Certes, la France, ancienne puissance coloniale, est bousculée, ballotée, mais elle est aux aguets. Elle garde encore une emprise sur son empire d’hier où elle garde plusieurs bases et des troupes (Sénégal, Côte d’Ivoire, Niger, Gabon, Tchad…).
Sur le plan politique, elle garde encore une des leviers grâce notamment à ce qui est appelé la Françafrique, un puissant réseau d’influence qui tire les ficelles depuis Jacques Faucard, ancien secrétaire général de l’Elysée).
Mais en Afrique, la vigilance est de mise. Au Mali, Assimi Goïta et ses hommes n’ont pas de reprendre les rênes du pays quand ils ont senti que la Transition menée par l’ancien haut gradé Bah Ndao changeait de trajectoire, après notamment des rencontres avec l’actuel président français, Emmanuel Macron, qui s’est empressé de dénoncer "un coup d’Etat dans le coup d’Etat".
L’universitaire camerounais estime que, pour ne pas faire face à la fronde populaire, la France doit anticiper son départ de l’Afrique avant que le chaos ne s’installe, fermer ses bases et rapatrier ses troupes perçues comme le symbole de de la colonisation. Pour lui, c’est une nouvelle Afrique qui émerge.
"Je pense qu’ils (les leaders militaires) ont déjà compris ce qu’il leur faut. Il faut incarner ses aspirations du peuple car nous assistons à un basculement. Les peuples africains disent non, ils veulent s’émanciper de la tutelle occidentale qui interpelé", a –t-il expliqué.

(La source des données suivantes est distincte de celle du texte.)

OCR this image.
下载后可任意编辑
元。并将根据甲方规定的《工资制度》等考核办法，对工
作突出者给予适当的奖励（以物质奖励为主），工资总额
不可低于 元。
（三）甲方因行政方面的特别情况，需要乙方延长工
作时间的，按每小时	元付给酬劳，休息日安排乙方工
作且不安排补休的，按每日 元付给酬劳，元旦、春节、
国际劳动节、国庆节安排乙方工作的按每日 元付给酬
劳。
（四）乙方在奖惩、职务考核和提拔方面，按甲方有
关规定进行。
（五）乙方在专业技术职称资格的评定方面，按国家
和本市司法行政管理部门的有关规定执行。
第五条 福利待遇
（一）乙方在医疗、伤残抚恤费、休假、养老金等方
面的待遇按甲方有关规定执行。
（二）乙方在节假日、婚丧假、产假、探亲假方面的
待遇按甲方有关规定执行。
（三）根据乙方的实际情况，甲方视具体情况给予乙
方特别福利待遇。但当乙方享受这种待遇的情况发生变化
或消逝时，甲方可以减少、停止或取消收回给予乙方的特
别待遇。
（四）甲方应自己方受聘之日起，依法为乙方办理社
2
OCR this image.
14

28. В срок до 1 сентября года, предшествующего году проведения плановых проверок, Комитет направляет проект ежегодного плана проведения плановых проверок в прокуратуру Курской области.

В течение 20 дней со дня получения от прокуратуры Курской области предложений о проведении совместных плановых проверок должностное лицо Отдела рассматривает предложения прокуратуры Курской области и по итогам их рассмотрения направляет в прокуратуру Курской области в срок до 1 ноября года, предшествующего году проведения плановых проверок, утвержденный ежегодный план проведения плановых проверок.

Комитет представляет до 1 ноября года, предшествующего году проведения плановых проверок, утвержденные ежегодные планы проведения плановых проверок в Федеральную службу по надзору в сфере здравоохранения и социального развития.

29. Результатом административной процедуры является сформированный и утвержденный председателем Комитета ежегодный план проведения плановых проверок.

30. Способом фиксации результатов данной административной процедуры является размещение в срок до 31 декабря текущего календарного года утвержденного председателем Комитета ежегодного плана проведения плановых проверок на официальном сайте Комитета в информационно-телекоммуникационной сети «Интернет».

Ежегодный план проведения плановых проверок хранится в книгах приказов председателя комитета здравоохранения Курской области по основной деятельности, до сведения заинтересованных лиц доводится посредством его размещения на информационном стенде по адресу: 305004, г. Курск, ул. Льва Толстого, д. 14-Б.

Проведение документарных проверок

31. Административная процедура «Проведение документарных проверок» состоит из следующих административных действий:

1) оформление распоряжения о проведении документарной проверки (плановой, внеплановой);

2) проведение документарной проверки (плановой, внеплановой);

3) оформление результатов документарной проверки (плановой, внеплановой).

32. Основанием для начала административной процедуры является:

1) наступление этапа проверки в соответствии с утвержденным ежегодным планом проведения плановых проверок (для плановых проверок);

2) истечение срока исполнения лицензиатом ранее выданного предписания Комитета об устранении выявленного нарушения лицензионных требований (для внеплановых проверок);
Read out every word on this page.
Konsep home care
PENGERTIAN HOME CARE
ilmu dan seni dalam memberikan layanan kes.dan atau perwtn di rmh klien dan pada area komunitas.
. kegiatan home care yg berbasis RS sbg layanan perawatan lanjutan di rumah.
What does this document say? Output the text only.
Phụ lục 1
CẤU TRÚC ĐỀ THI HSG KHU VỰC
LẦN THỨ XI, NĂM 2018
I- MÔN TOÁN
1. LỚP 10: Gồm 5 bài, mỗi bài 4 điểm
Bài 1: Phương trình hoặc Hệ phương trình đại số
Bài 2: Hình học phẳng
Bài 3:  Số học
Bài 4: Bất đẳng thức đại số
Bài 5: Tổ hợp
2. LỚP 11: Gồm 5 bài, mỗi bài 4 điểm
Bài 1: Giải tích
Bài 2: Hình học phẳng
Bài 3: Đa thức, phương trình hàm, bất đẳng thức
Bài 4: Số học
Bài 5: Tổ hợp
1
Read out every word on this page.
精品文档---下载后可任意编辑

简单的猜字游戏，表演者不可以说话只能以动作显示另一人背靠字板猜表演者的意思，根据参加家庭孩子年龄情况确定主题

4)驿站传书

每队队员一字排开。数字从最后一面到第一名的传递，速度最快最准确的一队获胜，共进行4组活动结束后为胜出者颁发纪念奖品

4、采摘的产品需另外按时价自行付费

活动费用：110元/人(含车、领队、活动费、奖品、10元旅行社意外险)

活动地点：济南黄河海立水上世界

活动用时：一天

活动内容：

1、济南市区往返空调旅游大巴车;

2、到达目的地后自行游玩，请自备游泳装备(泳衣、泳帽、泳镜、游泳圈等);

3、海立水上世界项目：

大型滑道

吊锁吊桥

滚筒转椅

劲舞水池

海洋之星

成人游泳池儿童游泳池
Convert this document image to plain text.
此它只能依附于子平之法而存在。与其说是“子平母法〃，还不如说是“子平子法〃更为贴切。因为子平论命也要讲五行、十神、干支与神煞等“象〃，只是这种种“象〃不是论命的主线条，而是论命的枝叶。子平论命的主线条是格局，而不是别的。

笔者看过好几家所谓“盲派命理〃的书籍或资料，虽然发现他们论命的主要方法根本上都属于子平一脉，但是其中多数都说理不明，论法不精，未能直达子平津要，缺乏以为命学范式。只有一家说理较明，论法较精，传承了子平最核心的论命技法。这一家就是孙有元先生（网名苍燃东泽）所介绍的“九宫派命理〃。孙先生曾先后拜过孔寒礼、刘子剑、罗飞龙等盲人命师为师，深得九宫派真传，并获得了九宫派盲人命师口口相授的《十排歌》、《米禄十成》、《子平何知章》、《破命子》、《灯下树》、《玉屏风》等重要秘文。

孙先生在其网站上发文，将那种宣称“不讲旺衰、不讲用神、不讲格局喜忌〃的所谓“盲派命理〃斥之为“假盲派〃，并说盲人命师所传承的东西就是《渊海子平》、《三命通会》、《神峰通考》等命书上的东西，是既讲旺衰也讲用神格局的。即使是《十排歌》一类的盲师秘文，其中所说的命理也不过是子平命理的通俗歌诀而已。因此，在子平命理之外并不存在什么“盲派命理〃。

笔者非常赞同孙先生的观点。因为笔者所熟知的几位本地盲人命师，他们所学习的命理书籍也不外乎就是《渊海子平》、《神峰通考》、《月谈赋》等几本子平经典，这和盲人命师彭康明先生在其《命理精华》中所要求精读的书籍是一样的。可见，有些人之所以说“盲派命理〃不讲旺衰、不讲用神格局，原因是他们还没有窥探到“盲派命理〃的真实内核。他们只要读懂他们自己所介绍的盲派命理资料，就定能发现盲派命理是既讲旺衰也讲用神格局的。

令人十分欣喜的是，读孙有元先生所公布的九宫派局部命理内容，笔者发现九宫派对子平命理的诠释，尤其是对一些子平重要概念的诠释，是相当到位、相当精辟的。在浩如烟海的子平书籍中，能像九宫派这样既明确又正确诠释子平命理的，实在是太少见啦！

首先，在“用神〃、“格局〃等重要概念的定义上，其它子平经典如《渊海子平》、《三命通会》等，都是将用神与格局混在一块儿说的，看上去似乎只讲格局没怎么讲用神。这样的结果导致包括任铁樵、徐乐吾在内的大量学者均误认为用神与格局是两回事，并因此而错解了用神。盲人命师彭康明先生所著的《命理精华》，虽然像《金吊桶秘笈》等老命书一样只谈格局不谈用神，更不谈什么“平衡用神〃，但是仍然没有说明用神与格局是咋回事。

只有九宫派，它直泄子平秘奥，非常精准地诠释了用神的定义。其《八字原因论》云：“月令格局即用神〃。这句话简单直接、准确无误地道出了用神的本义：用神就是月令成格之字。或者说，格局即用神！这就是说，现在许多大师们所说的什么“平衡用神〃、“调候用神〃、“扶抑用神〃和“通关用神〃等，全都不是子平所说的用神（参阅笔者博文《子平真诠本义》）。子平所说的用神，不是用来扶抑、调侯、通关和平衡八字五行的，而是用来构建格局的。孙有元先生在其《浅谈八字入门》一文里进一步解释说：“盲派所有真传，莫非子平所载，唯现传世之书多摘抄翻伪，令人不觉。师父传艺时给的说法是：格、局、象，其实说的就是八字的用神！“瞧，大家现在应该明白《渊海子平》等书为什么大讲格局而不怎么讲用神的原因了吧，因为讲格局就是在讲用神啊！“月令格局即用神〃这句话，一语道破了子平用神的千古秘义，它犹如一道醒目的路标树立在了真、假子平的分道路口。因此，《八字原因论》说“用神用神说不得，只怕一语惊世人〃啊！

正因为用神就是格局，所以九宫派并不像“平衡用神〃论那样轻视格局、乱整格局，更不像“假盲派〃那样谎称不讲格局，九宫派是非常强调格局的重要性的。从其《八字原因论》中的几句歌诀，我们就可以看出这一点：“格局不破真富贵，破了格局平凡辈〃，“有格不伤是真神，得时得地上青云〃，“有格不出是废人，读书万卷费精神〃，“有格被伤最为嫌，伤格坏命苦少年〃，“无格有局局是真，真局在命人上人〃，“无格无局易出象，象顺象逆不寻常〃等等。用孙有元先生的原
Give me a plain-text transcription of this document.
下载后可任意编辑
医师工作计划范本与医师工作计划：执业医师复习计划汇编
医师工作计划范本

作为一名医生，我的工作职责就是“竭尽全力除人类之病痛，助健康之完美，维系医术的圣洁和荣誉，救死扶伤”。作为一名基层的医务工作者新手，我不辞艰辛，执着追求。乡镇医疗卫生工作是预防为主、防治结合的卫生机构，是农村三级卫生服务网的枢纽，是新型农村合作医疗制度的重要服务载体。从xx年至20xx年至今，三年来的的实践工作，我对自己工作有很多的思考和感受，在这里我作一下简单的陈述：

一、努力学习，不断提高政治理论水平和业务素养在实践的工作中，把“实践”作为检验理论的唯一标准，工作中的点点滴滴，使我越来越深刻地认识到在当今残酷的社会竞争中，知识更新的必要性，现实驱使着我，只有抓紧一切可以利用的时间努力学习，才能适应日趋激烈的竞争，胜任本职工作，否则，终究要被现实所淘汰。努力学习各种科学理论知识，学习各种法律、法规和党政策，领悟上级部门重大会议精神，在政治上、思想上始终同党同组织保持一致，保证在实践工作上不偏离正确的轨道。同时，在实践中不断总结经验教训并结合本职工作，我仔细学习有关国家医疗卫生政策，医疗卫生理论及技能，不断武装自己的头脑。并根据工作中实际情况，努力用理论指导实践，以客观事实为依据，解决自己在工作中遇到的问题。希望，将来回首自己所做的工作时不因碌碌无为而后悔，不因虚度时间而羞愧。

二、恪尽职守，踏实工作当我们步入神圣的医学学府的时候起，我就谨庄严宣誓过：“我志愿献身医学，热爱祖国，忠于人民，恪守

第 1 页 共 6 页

"Cet Occident doit comprendre que l’Afrique a compris et l’Afrique est debout. Une nouvelle Afrique décomplexée, rassurée et rénovée se met en place et bouscule donc les canaux de la gouvernance. Il faut pour l’Afrique aujourd’hui, une gouvernance par le bas, pour le bas et pour la multitude sociale", a –t-il conclu.